Ладно скроенная фигурка девушки была облачена сейчас в джинсы, зеленую майку и черную ветровку. Ее длинные волосы чуть растрепались от езды, а раскрасневшееся лицо стало еще привлекательней. Дэвид не знал, что сказать.
Дженифер сама нарушила неловкое молчание.
– Слушай, может, тебя подвезти?
– Давай, – автоматически отозвался Дэвид.
– Прыгай! – пригласила она.
– Гм… сейчас. – Дэвид устроился сзади, уцепившись одной рукой за сиденье Дженифер. – Сел.
– Где ты живешь?
– Недалеко. – Он указал ей направление.
– Держись крепче, поехали!
Дженифер Мак влилась в поток машин сиэтлского пригорода. Какой-то «фольксваген» погудел им. Дэвид глотанул порцию выхлопных газов, мопед подскочил на бугре, и паренек едва не свалился. Черт, она гонит, как бешеная?

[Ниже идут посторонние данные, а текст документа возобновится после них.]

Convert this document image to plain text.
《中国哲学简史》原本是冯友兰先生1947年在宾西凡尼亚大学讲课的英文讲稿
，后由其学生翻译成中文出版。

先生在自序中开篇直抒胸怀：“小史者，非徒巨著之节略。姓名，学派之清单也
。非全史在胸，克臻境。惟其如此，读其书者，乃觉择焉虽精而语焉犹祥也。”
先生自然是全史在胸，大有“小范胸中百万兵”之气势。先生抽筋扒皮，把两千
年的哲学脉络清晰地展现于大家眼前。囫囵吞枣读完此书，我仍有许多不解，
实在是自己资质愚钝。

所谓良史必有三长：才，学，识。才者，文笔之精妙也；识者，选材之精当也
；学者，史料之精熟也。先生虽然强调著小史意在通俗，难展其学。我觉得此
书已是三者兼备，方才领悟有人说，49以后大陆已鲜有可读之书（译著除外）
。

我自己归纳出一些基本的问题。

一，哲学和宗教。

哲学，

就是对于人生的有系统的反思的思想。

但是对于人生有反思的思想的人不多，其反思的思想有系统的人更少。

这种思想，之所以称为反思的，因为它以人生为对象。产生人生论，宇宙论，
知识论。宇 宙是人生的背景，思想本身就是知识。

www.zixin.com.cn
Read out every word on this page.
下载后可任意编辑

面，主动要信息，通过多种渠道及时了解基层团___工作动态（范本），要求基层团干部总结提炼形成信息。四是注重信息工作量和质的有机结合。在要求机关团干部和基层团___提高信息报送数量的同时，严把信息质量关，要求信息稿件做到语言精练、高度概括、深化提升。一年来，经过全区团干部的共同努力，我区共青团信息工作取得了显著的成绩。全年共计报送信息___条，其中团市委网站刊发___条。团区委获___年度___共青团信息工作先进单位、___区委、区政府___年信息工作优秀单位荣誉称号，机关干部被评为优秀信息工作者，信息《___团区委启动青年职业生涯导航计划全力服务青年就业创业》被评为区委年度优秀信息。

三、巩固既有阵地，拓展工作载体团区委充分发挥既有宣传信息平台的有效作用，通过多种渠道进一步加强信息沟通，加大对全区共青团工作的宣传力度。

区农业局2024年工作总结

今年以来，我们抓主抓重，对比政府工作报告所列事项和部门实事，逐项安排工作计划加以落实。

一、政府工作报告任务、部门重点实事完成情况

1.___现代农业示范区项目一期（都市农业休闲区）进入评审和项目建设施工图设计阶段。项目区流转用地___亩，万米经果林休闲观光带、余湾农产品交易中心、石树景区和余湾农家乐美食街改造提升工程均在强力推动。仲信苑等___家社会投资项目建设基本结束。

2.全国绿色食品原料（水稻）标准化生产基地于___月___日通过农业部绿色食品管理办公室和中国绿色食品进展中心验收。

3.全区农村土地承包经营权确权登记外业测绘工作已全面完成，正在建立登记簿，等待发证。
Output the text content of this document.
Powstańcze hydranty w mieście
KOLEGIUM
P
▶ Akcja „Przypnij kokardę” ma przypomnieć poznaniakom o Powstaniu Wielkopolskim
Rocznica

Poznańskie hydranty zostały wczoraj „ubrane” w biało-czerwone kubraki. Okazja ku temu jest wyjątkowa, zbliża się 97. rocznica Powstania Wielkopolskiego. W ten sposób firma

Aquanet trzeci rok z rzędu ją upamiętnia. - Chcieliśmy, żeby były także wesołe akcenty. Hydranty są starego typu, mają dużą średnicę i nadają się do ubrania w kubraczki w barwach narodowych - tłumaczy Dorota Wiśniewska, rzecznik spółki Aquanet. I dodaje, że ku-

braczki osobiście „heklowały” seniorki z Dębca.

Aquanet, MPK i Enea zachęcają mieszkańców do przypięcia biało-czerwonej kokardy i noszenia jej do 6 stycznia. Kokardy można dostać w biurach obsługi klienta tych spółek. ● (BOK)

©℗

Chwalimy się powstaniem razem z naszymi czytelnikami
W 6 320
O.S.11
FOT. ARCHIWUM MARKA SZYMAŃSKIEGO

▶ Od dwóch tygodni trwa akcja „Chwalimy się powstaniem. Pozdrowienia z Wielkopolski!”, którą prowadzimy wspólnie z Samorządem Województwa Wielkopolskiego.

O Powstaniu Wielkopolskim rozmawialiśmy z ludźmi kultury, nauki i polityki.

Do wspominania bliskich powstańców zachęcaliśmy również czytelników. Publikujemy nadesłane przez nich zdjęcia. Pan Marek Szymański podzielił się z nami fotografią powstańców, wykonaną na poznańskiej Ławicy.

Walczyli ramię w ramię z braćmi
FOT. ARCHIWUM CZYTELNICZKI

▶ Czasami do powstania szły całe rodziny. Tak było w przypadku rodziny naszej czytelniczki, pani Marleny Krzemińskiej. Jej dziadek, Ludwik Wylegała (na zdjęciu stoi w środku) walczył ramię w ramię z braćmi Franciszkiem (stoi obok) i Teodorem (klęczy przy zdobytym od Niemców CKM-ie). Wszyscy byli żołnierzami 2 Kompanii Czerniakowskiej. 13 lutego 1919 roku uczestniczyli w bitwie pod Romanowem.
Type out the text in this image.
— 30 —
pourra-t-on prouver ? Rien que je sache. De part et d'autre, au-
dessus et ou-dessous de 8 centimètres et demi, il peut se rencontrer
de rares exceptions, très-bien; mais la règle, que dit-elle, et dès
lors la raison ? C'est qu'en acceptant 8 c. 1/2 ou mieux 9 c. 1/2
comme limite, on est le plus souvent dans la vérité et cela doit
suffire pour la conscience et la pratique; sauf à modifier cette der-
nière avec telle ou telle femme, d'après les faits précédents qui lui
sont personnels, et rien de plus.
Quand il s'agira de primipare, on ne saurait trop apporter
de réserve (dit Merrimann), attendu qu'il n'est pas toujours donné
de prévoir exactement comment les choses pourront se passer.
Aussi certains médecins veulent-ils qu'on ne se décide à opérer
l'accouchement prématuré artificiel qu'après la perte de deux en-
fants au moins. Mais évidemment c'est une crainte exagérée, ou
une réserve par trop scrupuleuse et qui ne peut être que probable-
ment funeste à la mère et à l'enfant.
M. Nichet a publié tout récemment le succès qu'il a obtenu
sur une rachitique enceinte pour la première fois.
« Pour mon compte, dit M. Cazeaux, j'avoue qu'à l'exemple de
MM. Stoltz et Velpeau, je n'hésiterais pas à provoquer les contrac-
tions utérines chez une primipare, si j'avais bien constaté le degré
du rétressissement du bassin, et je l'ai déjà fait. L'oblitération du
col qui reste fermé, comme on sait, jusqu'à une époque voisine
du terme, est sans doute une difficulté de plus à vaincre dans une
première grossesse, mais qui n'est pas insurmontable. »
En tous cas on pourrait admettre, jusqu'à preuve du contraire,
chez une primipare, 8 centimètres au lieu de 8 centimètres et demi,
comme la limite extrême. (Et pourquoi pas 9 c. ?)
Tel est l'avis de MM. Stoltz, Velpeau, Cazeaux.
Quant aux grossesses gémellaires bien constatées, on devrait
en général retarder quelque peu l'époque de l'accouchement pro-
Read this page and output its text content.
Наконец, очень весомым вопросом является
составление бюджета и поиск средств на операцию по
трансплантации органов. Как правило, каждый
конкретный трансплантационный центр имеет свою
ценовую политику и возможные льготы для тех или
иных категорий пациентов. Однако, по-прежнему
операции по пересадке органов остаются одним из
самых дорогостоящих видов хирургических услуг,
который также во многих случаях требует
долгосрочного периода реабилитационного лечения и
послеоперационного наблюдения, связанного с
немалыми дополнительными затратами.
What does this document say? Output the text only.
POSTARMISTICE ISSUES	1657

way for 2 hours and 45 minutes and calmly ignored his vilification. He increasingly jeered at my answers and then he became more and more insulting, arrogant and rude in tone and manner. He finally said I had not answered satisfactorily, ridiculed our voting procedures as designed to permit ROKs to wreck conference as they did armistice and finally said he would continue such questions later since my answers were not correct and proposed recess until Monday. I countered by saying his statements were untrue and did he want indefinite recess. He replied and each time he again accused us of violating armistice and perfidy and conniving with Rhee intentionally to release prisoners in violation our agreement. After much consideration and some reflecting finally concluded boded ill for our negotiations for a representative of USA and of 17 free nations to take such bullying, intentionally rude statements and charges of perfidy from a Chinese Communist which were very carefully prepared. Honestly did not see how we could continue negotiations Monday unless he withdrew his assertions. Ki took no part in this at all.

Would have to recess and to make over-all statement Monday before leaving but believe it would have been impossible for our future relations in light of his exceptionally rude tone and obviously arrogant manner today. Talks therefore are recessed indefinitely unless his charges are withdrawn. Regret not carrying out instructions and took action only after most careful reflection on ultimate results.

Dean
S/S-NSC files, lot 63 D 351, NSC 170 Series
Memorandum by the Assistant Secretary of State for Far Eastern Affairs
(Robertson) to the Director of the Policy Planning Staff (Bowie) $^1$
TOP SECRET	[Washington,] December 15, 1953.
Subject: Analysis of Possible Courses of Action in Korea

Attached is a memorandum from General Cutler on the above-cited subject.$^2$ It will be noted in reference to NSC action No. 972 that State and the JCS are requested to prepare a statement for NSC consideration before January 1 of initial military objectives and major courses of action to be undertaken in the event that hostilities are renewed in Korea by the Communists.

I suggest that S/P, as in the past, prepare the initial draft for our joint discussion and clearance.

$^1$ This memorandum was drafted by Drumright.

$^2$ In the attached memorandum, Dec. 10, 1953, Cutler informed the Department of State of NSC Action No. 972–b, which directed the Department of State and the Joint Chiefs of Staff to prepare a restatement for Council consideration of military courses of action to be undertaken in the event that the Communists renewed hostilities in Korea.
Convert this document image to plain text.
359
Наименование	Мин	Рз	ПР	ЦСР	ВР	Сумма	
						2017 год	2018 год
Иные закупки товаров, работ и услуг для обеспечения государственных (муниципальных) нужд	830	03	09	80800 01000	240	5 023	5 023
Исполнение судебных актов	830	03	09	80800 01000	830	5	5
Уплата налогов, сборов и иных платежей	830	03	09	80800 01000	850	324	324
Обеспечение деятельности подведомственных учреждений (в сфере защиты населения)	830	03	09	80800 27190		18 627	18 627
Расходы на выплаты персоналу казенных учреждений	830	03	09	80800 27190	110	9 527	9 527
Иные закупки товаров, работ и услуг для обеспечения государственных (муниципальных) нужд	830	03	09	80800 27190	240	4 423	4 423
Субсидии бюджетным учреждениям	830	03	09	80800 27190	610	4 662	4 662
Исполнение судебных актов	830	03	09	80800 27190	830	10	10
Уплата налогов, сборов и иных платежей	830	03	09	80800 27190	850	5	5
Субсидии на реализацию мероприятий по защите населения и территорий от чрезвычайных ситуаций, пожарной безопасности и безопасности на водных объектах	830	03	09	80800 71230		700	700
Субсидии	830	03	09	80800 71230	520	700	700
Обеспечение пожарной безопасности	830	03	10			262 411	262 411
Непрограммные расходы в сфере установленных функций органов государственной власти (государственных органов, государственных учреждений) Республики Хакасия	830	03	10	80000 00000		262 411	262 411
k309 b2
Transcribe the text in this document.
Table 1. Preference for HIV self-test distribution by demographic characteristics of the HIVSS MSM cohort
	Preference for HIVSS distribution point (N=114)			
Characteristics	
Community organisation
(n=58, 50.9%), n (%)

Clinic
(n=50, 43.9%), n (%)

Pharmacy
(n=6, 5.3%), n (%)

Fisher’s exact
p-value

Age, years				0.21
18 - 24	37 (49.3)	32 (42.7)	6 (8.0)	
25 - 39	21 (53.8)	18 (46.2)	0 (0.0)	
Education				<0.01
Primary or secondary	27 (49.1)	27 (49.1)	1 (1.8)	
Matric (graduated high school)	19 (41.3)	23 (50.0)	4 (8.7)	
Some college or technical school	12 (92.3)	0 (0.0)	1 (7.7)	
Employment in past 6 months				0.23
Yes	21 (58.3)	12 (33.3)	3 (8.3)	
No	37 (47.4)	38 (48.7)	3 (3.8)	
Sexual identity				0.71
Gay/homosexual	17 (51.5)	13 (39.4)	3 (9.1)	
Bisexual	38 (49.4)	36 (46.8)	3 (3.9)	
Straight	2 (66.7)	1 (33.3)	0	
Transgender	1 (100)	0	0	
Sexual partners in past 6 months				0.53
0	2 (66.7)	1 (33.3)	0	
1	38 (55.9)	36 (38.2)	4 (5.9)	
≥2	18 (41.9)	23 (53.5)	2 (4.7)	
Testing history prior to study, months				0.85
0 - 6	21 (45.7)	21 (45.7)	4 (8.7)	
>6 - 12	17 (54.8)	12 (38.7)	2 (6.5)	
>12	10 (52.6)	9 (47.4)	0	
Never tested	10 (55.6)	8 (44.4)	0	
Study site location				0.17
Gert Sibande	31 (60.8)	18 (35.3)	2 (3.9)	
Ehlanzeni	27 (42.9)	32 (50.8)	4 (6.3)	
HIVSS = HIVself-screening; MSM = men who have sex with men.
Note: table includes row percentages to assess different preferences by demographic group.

Когда мопед заложил крутой вираж в Вязовую аллею, Дэвид чиркнул подошвой по асфальту.
– Эй! Подбери колени! – крикнула Дженифер через плечо.
Дэвид подобрал колени.
– И ради бога, сядь поближе! Я не укушу!
Дэвид с опаской положил ей руки на талию. Бока у нее были нежные и тугие.
– Крепче хватайся. Я не хочу подбирать тебя потом по кускам! – нетерпеливо сказала она.
Дэвид сглотнул слюну и обвил руки вокруг Дженифер; ощущение было неописуемое. Ветер отбрасывал ее волосы прямо ему в лицо. Они были шелковистей, чем казались, и пахли чем-то душистым.
«У компьютеров такого не может быть», – подумал он.